Thursday 20 October 2016

Bookies Bashed as Punters Weep in the Streets

Cor, wot a scorcher! The bookies are being asked for tens of millions of pounds, but there are punters weeping in the streets... What’s going on? The Sun might ask.

The gods of sport took aim at horseracing this week and unleashed both barrels – as two seismic events rocked the racing world. First, The Times newspaper announced that it had seen a letter, from the Minister for Sport, Tracey Crouch, asking bookmakers for their thoughts on paying racing a 10% share of gross profits on horserace betting.
 
Then came the second blast, inevitable one day I suppose: The Sun newspaper heralded the retirement of Claude Duval, the Punters’ Pal.
 
The 71 year old racing journalist from Cranbrook in Kent (42: 52: 32) – I made up the vital statistics, which is something Claude would NEVER do – has been a fixture at The Sun since the tabloid edition first hit the streets in November 1969. The front-page headline was: 'Horse Dope Sensation!' In fact Claude was the only remaining member of the reporting team that published that first tabloid edition, although The Sun had enjoyed an even earlier life as a broadsheet since 1964.

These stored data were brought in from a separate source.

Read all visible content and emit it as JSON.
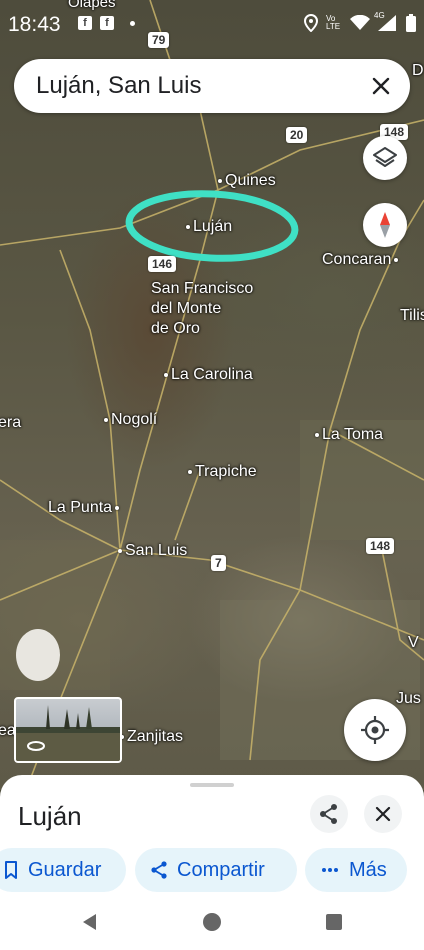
{
  "status": {
    "time": "18:43",
    "fb_glyph": "f",
    "network_label": "Vo LTE",
    "signal_label": "4G"
  },
  "search": {
    "query": "Luján, San Luis"
  },
  "map": {
    "cities": {
      "lujan": "Luján",
      "quines": "Quines",
      "concaran": "Concaran",
      "san_francisco": "San Francisco",
      "san_francisco_2": "del Monte",
      "san_francisco_3": "de Oro",
      "la_carolina": "La Carolina",
      "nogoli": "Nogolí",
      "la_toma": "La Toma",
      "trapiche": "Trapiche",
      "la_punta": "La Punta",
      "san_luis": "San Luis",
      "zanjitas": "Zanjitas",
      "tilis": "Tilis",
      "era": "era",
      "olapes": "Olapes",
      "right_d": "D",
      "right_v": "V",
      "right_jus": "Jus",
      "left_ea": "ea"
    },
    "routes": {
      "r79": "79",
      "r20": "20",
      "r148a": "148",
      "r146": "146",
      "r7": "7",
      "r148b": "148"
    },
    "highlight_color": "#3fe0c5"
  },
  "sheet": {
    "title": "Luján",
    "actions": {
      "save": "Guardar",
      "share": "Compartir",
      "more": "Más"
    }
  },
  "icons": {
    "close": "close-icon",
    "layers": "layers-icon",
    "compass": "compass-icon",
    "my_location": "my-location-icon",
    "share": "share-icon",
    "bookmark": "bookmark-icon",
    "more": "more-icon",
    "street_view": "street-view-icon"
  }
}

Claude Duval became the Horserace Writers Association’s Journalist of the Year in 1998 and published biographies of Lester Piggott, Pat Eddery, Willie Carson and Tony McCoy. But his greatest moment arguably came following the disqualification of Royal Gait from the Ascot Gold Cup in 1988. Prior to the subsequent Jockey Club hearing, Claude wrote "If Royal Gait doesn’t get the race I’ll streak round Portman Square…" But Royal Gait was not awarded the race and Claude Duval achieved the sort of photo by-line which would still be considered unusual today.
 
Throughout Claude’s near 50-year tenure, the racing industry has been engaged in a never-ending negotiation with bookmakers over the amount of money that should be paid for their main product, a proportion of the profits left behind by punters in the bookmakers’ satchels. After more than 50 years of the Horserace Betting Levy, Tracey Crouch’s letter suggested that we might be nearing a settlement.
 
A charge of 10% of gross profits, levied on digital platforms as well as high-street betting shops, would represent an increase of more than £30 million for racing, which has seen levy revenue plummet from around £100 million, to less than £55 million, in the last ten years.
 
It is estimated that the new scheme, which would include relief for smaller betting firms, could cost Ladbrokes and Corals an extra £5 million. While we shouldn’t assume that they’ll be pleased at the prospect, the proposal offers the merging bookmakers a degree of certainty and a level playing field with other, digitally-led, betting organisations. The price looks cheap when compared against the discount applied to their joint shop dispersal, engineered to smooth their merger through competition concerns, of 359 shops at the knock down price of just £55.5 million.
 
A spokesman for DCMS was keen to point out that no rate has been agreed for the replacement levy scheme. A spokesman for The Sun refused to confirm whether the Punters' Pal would endorse our selection for this weekend – Urban Hymn at Kelso, 2.35pm on Saturday.